= Latency stage =

Freudian psychosexual development

The latency stage is the fourth stage of Sigmund Freud's model of a child's psychosexual development. Freud believed that the child discharges their libido (sexual energy) through a distinct body area that characterizes each stage. The latency stage is the fourth of the five Freudian psychosexual development stages: the oral, the anal, the phallic, the latent, and the genital.

==In general==
The latency stage may begin around the age of 7 (the end of early childhood) and may continue until puberty, which happens around the age of 13. The age range is affected by child-rearing practices; mothers in developed countries, during the time when Freud was forming his theories, were more likely to stay at home with young children, and adolescents began puberty on average later than adolescents today.

Freud characterized the latency stage as a period of relative stability. During this time, no new organization of sexuality emerged, and he did not extensively focus on it. As a result, this stage is sometimes omitted in discussions of his theory's developmental stages and is instead regarded as a distinct period.

The latency stage originates during the phallic stage when the child's Oedipus complex begins to dissolve. The child realizes that their wishes and longings for the parent of the opposite sex cannot be fulfilled and will turn away from these desires.

They start to identify with the parent of the same sex. The libido is transferred from parents to friends of the same sex, clubs, and hero/role-model figures. The sexual and aggressive drives are expressed in socially accepted forms through the defense mechanisms of repression and sublimation.

During the latency stage, the energy the child previously put into the Oedipal problem can be used for developing the self. The superego is already present, but becomes more organized and principled. The child acquires culturally regarded skills and values. The child has evolved from a baby with primitive drives to a reasonable human being with complex feelings like shame, guilt and disgust. During this stage, the child learns to adapt to reality and also begins the process of what Freud terms "infantile amnesia": the repression of the child's earliest traumatic, overly sexual or evil memories.

==Other thinkers==
Freud's daughter, the psychoanalyst Anna Freud, saw possible consequences for the child when the solution of the Oedipal problem is delayed.
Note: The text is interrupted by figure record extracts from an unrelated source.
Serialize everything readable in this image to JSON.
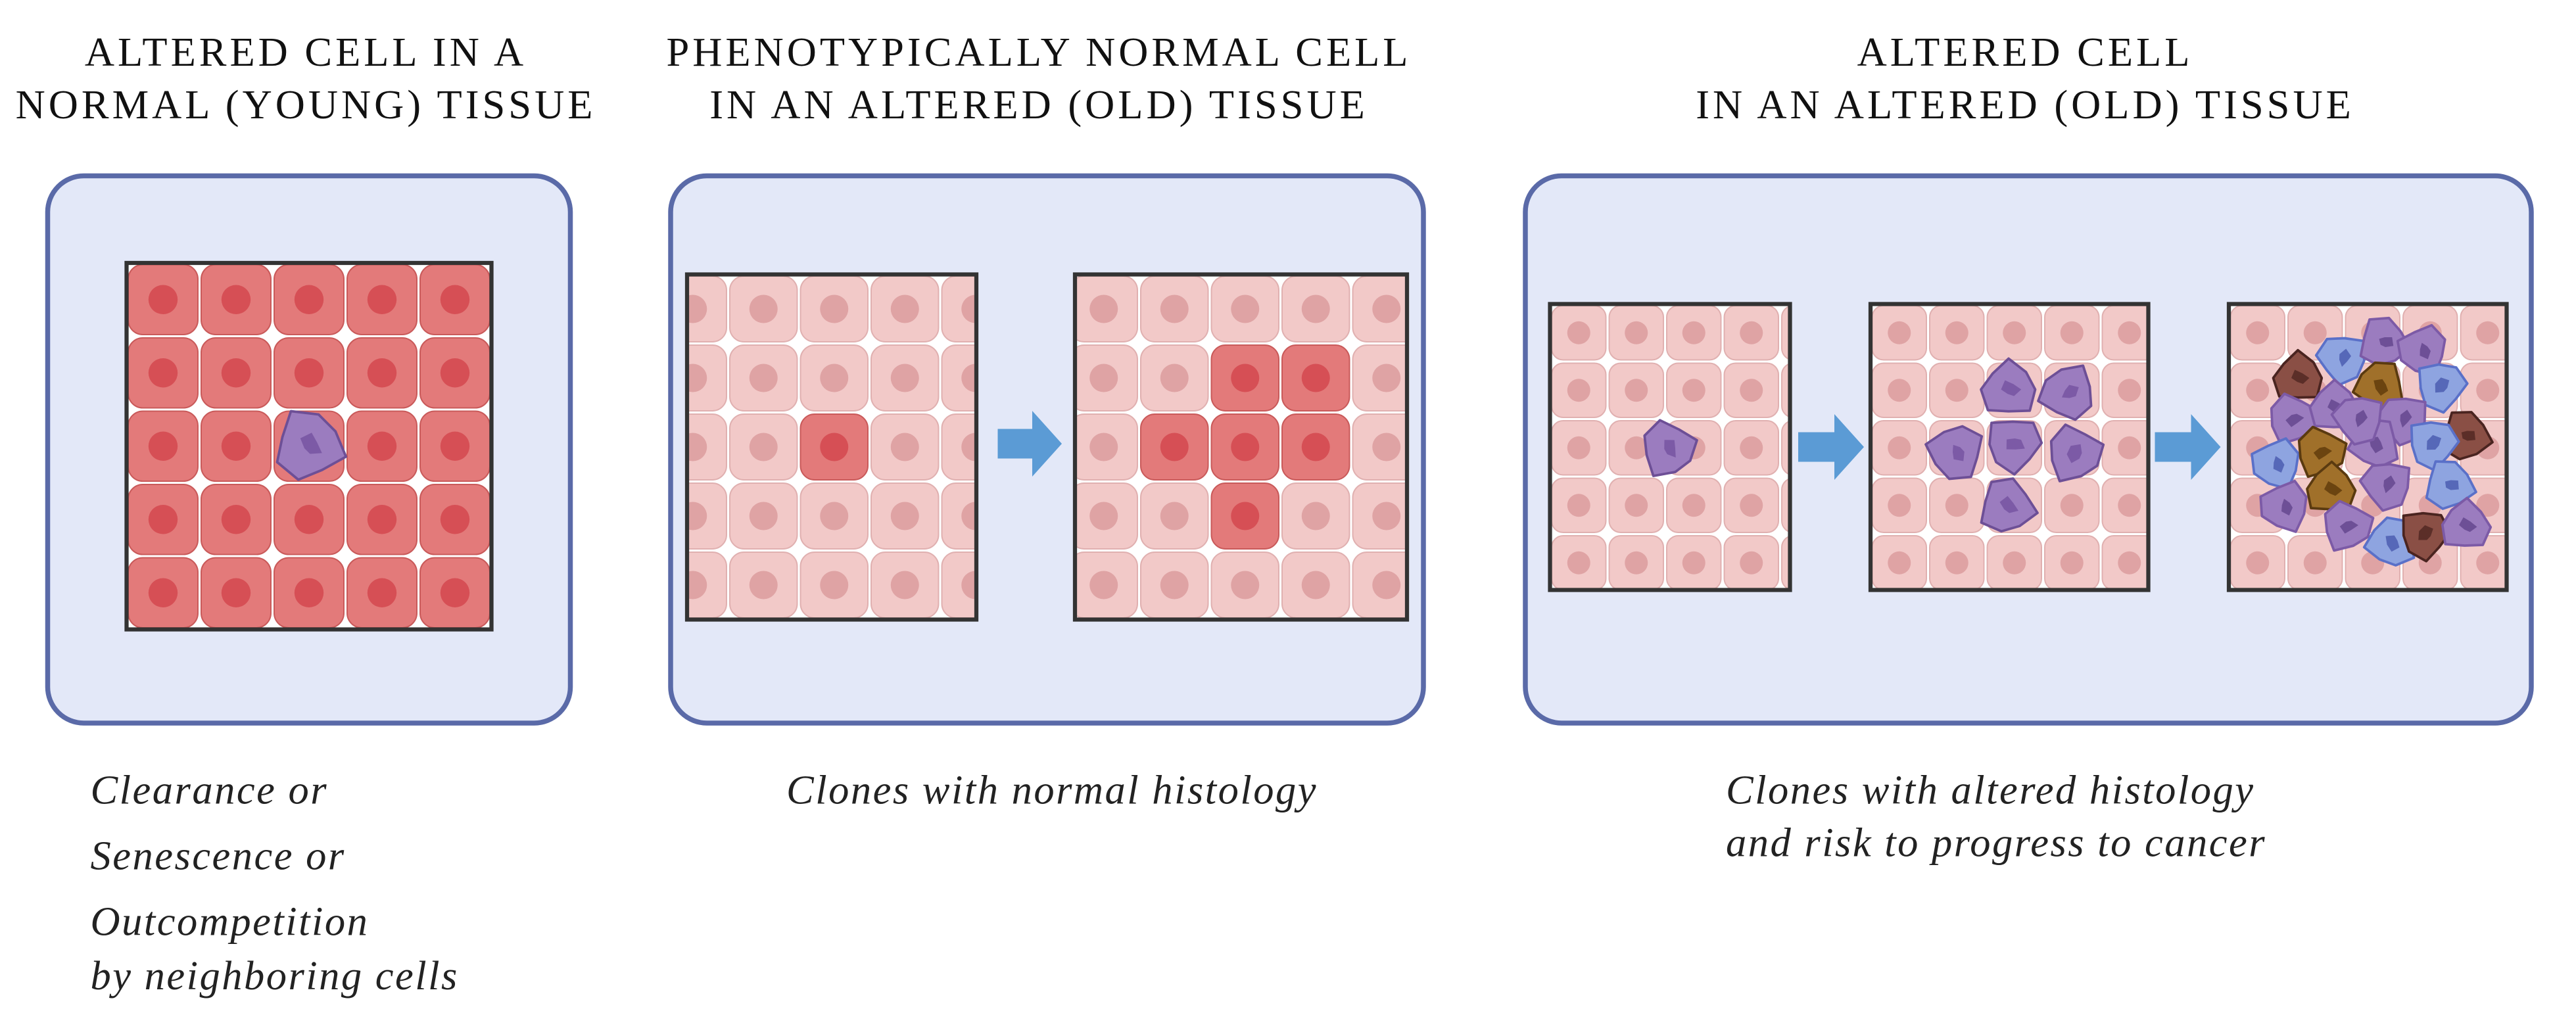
{
  "panels": [
    {
      "title": [
        "ALTERED CELL IN A",
        "NORMAL (YOUNG) TISSUE"
      ],
      "caption": [
        "Clearance or",
        "Senescence or",
        "Outcompetition",
        "by neighboring cells"
      ]
    },
    {
      "title": [
        "PHENOTYPICALLY NORMAL CELL",
        "IN AN ALTERED (OLD) TISSUE"
      ],
      "caption": [
        "Clones with normal histology"
      ]
    },
    {
      "title": [
        "ALTERED CELL",
        "IN AN ALTERED (OLD) TISSUE"
      ],
      "caption": [
        "Clones with altered histology",
        "and risk to progress to cancer"
      ]
    }
  ]
}
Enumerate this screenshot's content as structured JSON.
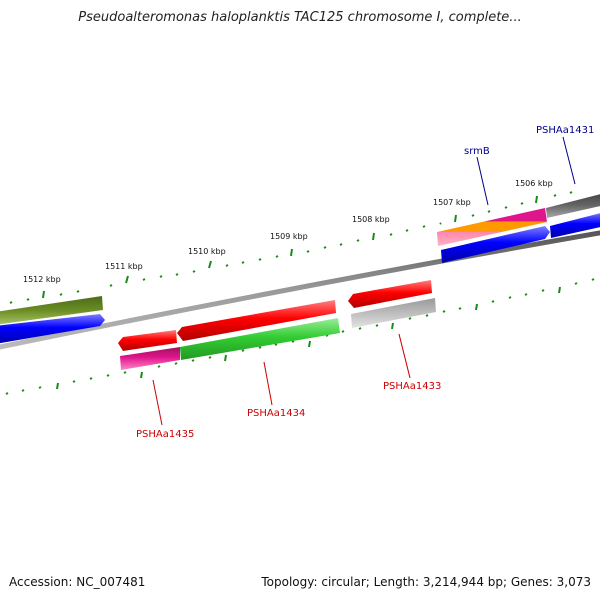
{
  "title": "Pseudoalteromonas haloplanktis TAC125 chromosome I, complete...",
  "footer": {
    "accession": "Accession: NC_007481",
    "summary": "Topology: circular; Length: 3,214,944 bp; Genes: 3,073"
  },
  "scale_labels": [
    "1506 kbp",
    "1507 kbp",
    "1508 kbp",
    "1509 kbp",
    "1510 kbp",
    "1511 kbp",
    "1512 kbp"
  ],
  "gene_labels": [
    "PSHAa1431",
    "srmB",
    "PSHAa1433",
    "PSHAa1434",
    "PSHAa1435"
  ],
  "colors": {
    "backbone": "#808080",
    "tick": "#1a8a1a",
    "blue": "#0000ff",
    "red": "#ff0000",
    "green": "#33cc33",
    "magenta": "#e0158c",
    "olive": "#6b8e23",
    "gray": "#bdbdbd",
    "darkgray": "#666666",
    "orange": "#ff9900",
    "label_blue": "#00008b",
    "label_red": "#cc0000"
  }
}
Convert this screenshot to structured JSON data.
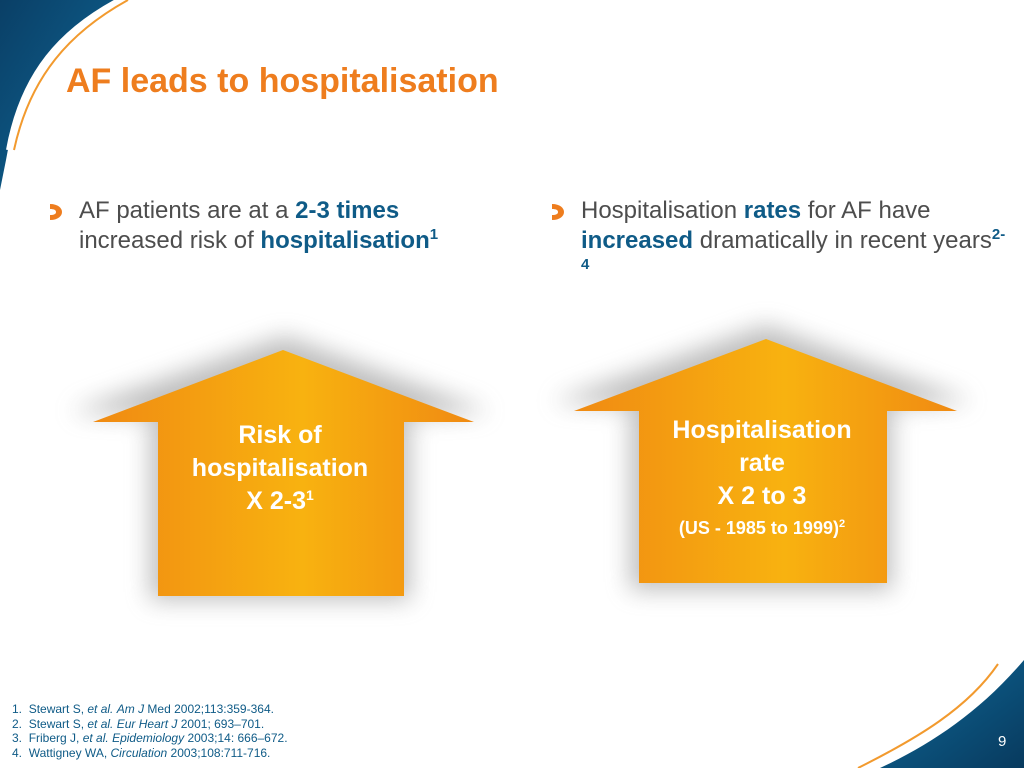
{
  "slide": {
    "title": "AF leads to hospitalisation",
    "page_number": "9",
    "colors": {
      "title": "#ee7d1e",
      "highlight": "#0f5b87",
      "body_text": "#4d4d4d",
      "arrow_orange": "#f6a20f",
      "background_blue": "#0b4f79"
    }
  },
  "bullets": [
    {
      "text_1": "AF patients are at a ",
      "bold_1": "2-3 times",
      "text_2": " increased risk of ",
      "bold_2": "hospitalisation",
      "sup": "1"
    },
    {
      "text_1": "Hospitalisation ",
      "bold_1": "rates",
      "text_2": " for AF have ",
      "bold_2": "increased",
      "text_3": " dramatically in recent years",
      "sup": "2-4"
    }
  ],
  "arrows": [
    {
      "line_1": "Risk of",
      "line_2": "hospitalisation",
      "line_3": "X 2-3",
      "sup": "1"
    },
    {
      "line_1": "Hospitalisation",
      "line_2": "rate",
      "line_3": "X 2 to 3",
      "line_4": "(US - 1985 to 1999)",
      "sup": "2"
    }
  ],
  "references": [
    {
      "num": "1.",
      "author": "Stewart S, ",
      "etal": "et al.",
      "journal": "Am J",
      "rest": " Med 2002;113:359-364."
    },
    {
      "num": "2.",
      "author": "Stewart S, ",
      "etal": "et al.",
      "journal": "Eur Heart J",
      "rest": " 2001; 693–701."
    },
    {
      "num": "3.",
      "author": "Friberg J, ",
      "etal": "et al.",
      "journal": "Epidemiology",
      "rest": " 2003;14: 666–672."
    },
    {
      "num": "4.",
      "author": "Wattigney WA, ",
      "etal": "",
      "journal": "Circulation",
      "rest": " 2003;108:711-716."
    }
  ]
}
She states that this will lead to a variety of problems in the latency period: the child will have problems with adjusting to belonging to a group, and will show a lack of interest, school phobias and extreme homesickness (if sent away to school). However, if the Oedipal problem is resolved, the latency phase may bring the child new problems, like joining gangs, rebelling against authority and the beginnings of delinquency. On the contrary, Jacques Lacan emphasized the importance of the Oedipal problem for individuals' development and states that unsuccessful resolution of it is the most likely cause for inability to come to terms with symbolic relations such as the law and expectations of society. In most extreme cases of failure—where there is no opposition for the child's access to his mother and vice versa—the result is perversion.

The developmental psychologist and psychoanalyst Erik Erikson developed a stage model for the evolution of the ego. The latency phase corresponds to his stage of competence, or "industry and inferiority", age 5 to puberty. The child is eager to learn new skills. During this stage, the child compares their self-worth to others. Because the child can recognize major disparities in their abilities relative to other children, the child may develop a sense of inferiority to them.